Lennox nodded. Had he not been thinking about the worthlessness of most
maps only the day before?
"Aye, weel," he said with a sigh. "Happen they passed us in the night, or hae yet tae get on the road. Or they're coming after us e'en now." He stretched the back he'd made ache by standing up most of the day. "We'll stand our watch here until last light, and have sentry-go on the road from yon inn tonight. We'll wait out tomorrow as well, and then make good speed with rested horses for this Bologna at first light the day after. If we've missed them, we've remounts and we're good Borderers all. If yourself and the big yin there"—he jerked a thumb at Heinzerling—"canna keep up, we'll see ye's in Bologna."
"Oh, I can keep up," Cavriani said, with a smile. "And Father Augustus might surprise you."

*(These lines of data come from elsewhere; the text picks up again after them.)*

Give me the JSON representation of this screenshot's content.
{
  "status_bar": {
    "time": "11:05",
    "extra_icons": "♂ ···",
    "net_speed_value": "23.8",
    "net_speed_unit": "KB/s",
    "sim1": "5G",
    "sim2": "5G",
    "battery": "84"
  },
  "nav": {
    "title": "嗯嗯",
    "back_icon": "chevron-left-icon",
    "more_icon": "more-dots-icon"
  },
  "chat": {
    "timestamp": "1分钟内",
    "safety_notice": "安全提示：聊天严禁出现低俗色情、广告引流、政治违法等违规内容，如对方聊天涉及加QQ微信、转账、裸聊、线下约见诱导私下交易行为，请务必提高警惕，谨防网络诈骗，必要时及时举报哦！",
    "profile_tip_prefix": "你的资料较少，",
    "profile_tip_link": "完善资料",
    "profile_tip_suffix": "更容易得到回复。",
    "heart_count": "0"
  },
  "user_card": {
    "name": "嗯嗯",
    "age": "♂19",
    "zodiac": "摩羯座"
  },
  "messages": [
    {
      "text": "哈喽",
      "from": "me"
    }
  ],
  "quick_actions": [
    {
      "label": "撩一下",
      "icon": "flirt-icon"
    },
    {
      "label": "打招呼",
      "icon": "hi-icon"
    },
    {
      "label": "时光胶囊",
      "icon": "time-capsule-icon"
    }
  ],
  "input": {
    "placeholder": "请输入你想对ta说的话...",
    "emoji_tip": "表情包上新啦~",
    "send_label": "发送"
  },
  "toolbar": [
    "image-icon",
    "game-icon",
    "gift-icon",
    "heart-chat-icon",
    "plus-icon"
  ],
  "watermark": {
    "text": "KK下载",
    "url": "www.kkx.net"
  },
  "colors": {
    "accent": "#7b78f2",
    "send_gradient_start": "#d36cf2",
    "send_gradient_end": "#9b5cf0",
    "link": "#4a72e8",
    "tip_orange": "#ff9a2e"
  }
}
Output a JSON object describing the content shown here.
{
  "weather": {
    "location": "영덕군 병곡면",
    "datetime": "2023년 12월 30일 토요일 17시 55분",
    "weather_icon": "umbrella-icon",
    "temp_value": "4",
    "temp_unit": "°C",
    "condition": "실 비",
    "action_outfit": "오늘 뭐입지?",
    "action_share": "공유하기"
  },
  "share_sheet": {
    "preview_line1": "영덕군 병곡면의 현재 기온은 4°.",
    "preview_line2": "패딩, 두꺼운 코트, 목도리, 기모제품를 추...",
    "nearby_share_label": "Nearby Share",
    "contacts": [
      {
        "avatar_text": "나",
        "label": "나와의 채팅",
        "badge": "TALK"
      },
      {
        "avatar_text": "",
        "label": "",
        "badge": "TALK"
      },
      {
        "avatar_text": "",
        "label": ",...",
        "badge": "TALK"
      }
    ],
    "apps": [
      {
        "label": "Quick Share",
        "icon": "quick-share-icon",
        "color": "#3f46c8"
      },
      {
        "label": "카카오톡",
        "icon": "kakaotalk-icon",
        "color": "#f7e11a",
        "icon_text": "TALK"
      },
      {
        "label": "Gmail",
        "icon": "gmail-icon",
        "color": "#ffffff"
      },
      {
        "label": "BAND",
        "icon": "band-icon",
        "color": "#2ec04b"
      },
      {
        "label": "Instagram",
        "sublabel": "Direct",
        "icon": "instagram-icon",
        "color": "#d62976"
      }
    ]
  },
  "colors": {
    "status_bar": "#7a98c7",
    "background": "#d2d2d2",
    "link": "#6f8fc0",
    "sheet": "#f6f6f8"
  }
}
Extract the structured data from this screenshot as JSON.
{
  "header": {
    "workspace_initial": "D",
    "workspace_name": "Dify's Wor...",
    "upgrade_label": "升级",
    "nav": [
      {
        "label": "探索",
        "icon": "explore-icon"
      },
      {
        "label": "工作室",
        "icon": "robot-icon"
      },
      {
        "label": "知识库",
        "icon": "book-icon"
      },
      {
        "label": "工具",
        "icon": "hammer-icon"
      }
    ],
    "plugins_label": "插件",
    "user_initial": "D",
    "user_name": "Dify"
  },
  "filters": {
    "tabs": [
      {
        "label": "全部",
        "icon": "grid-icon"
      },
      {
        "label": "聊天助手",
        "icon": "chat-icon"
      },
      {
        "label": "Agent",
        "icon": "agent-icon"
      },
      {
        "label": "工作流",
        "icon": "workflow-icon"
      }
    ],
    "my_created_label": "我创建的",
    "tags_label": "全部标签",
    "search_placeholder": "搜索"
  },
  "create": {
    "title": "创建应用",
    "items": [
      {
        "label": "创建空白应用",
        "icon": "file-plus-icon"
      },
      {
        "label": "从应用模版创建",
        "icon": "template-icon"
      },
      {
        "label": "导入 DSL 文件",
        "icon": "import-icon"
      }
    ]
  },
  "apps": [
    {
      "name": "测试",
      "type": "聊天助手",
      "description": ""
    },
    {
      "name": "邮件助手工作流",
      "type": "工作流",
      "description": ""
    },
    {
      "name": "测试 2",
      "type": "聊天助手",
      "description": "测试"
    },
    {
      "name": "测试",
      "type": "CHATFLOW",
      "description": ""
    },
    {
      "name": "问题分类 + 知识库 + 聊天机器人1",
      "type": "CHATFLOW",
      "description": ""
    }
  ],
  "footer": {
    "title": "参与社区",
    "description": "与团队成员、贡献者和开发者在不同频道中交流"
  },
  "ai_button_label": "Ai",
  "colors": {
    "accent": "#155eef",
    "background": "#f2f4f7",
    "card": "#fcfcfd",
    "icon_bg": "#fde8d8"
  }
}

Lennox grinned. "Oh, aye, that'd be a surprise, all right."
* * *
By the following morning, Lennox had changed his mind about waiting the day. "We hae missed 'em," he pronounced.
"Probably," agreed Heinzerling, stamping his feet against the dawn chill. He was looking down the road back to Padua, although the chances of anyone coming down it at this early hour were nil.
Lennox grunted. Well, at least Heinzerling could see something that was as plain as the nose on his face. "We'll make a fast ride to this Fee-rensey place, then, since Messer Cavriani says that's where the road goes after the nearest place to cross yon mountains." He nodded over to where the tops of the Appennines were shining in the dawn light over the mist.
"You mean Firenze?" Heinzerling grinned. He pronounced it exactly as Cavriani did. The Jesuit spoke several of the Italian dialects, from being chaplain to an assortment of mercenaries over the years.
"However they say it, mon," Lennox snapped back, but without real anger. He had good English and German and enough of the Gaelic to swear at the few highlanders he'd commanded over the years. A bit of Swedish too, lately. Heinzerling liked to flaunt his learning, one of his more annoying habits. The fat fool still knew as little proper theology—just as Lennox had learned at kirk!—as any other papist. One step from heathens, the lot of them.